Thrasher was laid down at Laird's Birkenhead shipyard as Yard Number 608 on 30 May 1895, as the third of the four destroyers ordered from Laird's, and was launched on 5 November 1895. She reached a speed of 30.000 knots (55.560 km/h; 34.523 mph) over a measured mile and an average speed of 30.015 knots (55.588 km/h; 34.541 mph) over three hours during trials on 14 December 1896. Thrasher commissioned in June 1897.
Newly commissioned, Thrasher took part in the naval review off Spithead on 26 June 1897 to celebrate the Diamond Jubilee of Queen Victoria. On 20 August 1897, Thrasher collided with the cruiser Phaeton in the English Channel, killing one crewmember. Thrasher 's helmsman was blamed for the accident by a court-martial and was dismissed from the ship. On 29 September 1897, Thrasher and the destroyer Lynx ran aground in a fog off Dodman Point, Cornwall. The grounding caused a steam main aboard Thrasher to rupture, killing four stokers. While both ships were refloated, Thrasher was badly damaged and after repair was no longer as fast as her sister ships.
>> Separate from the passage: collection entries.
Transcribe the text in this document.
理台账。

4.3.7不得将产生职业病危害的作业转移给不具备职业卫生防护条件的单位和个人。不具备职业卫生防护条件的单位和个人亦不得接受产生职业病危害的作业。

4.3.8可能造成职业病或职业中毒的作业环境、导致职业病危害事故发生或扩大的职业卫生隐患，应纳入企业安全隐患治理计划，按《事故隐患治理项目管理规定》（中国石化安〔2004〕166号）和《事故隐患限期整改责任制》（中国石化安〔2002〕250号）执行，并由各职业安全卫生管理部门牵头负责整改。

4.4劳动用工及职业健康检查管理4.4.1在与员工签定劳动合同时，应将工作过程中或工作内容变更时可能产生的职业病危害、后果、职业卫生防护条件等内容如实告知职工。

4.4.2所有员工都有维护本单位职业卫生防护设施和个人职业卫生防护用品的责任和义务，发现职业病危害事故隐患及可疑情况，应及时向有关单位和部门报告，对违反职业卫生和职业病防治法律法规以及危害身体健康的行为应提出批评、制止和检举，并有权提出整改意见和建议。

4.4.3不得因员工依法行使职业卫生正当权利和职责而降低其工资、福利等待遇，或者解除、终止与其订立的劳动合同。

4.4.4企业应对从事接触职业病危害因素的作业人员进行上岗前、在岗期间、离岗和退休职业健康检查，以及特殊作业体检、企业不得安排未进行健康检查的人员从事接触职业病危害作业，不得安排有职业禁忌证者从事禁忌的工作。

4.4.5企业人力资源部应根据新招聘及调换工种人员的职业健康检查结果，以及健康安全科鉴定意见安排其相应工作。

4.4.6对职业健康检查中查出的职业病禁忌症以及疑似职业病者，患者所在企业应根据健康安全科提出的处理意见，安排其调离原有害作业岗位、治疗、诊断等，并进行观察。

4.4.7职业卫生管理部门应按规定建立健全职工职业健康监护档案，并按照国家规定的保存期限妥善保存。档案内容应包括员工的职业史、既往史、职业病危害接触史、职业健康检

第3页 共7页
The ship's commanding officer, Commander Travers, was severely reprimanded by the resulting court-martial.
On 5 December 1901 Thrasher was commissioned by Lieutenant and Commander C. D. S. Raikes as tender to the battleship Formidable on the Mediterranean station. She left Devonport for Malta in January the following year, returning to home waters in 1906. While at Malta she was in May 1902 again involved a collision, with the destroyer Coquette, and had her stern damaged. In 1910, Thrasher formed part of the Fifth Destroyer Flotilla.
On 30 August 1912 the Admiralty directed all destroyers were to be grouped into classes designated by letters based on contract speed and appearance. As a four-funneled 30-knotter destroyer, Thrasher was assigned to the B Class. In 1912, older destroyers were transferred to patrol flotillas, with Thrasher forming part of the Seventh Flotilla, based at Devonport, by March 1913. Thrasher, still based at Devonport as part of the Seventh Flotilla, took part in the search for the missing submarine A7 (which had sank in Whitsand Bay, Cornwall on 16 January), with Thrasher 's commanding officer dying of a chill caught during the search.
First World War
On the outbreak of the First World War, the Seventh Flotilla moved to the East coast of England. Thrasher remained with the Flotilla through 1915 and 1916. On 8 February 1917, Thrasher spotted the German submarine UC-39 while the submarine was in the process of attacking a merchant ship off Flamborough Head, Yorkshire. When UC-39 dived, Thrasher responded with a depth charge which badly damaged the submarine, which was forced to the surface. Thrasher fired on the surfaced submarine until it was realised that UC-39 's crew was surrendering. Thrasher rescued 17 Germans together with two British sailors who had been held prisoner aboard UC-39, with seven Germans killed. UC-39 sank while attempts were being made to tow the submarine to port.
Thrasher was sold for scrap on 4 November 1919.